To confirm that the apoptosis of the PC12 cells was mediated by the caspase pathway, Z-VAD, an inhibitor of the caspase family, was used for analysis of ladder formation caused by apoptosis. As shown in Fig. 5B, when nonylphenol was added to the serum-free medium, ladder formation of DNA from the PC12 cells was enhanced. However, caspase-inhibitor Z-VAD strongly inhibited the ladder formation of DNA from the cells incubated in the serum-free medium containing 0 to 100 ng/ml of nonylphenol.
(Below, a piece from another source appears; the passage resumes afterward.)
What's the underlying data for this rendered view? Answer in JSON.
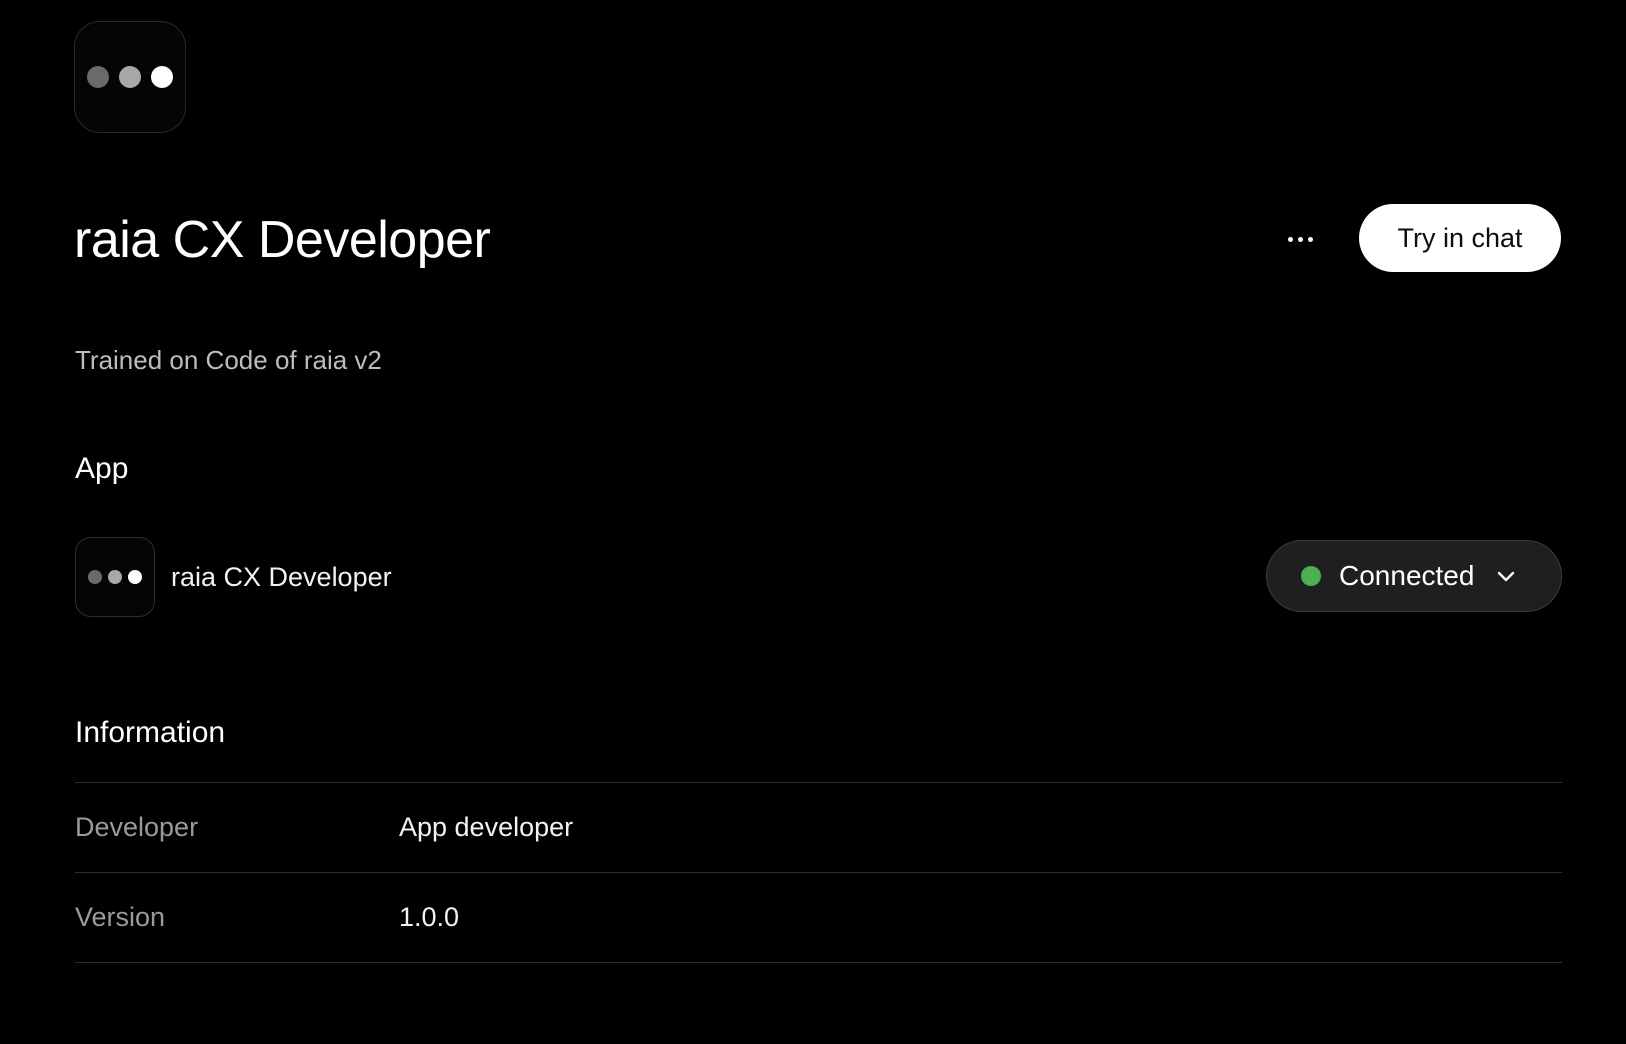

These results indicated that the enhancing effect on apoptosis by nonylphenol was mediated by caspase-3. Detection of apoptosis factors in PC12 cells To investigate whether the apoptosis enhanced by nonylphenol was regulated by the Bcl-2 family, the contents of Bax, Bad and Bcl-2 in cells cultured in the serum-free medium containing 0 to 100 ng/ml of nonylphenol were measured by ELISA. As shown in Fig. 6, the contents of Bax and Bcl-2 did not change significantly. However, the content of Bad in the cells exposed to 0.1 and 100 ng/ml of nonylphenol for 3 hr increased significantly as compared with that of the cells incubated in the serumfree medium without nonylphenol (p < 0.01).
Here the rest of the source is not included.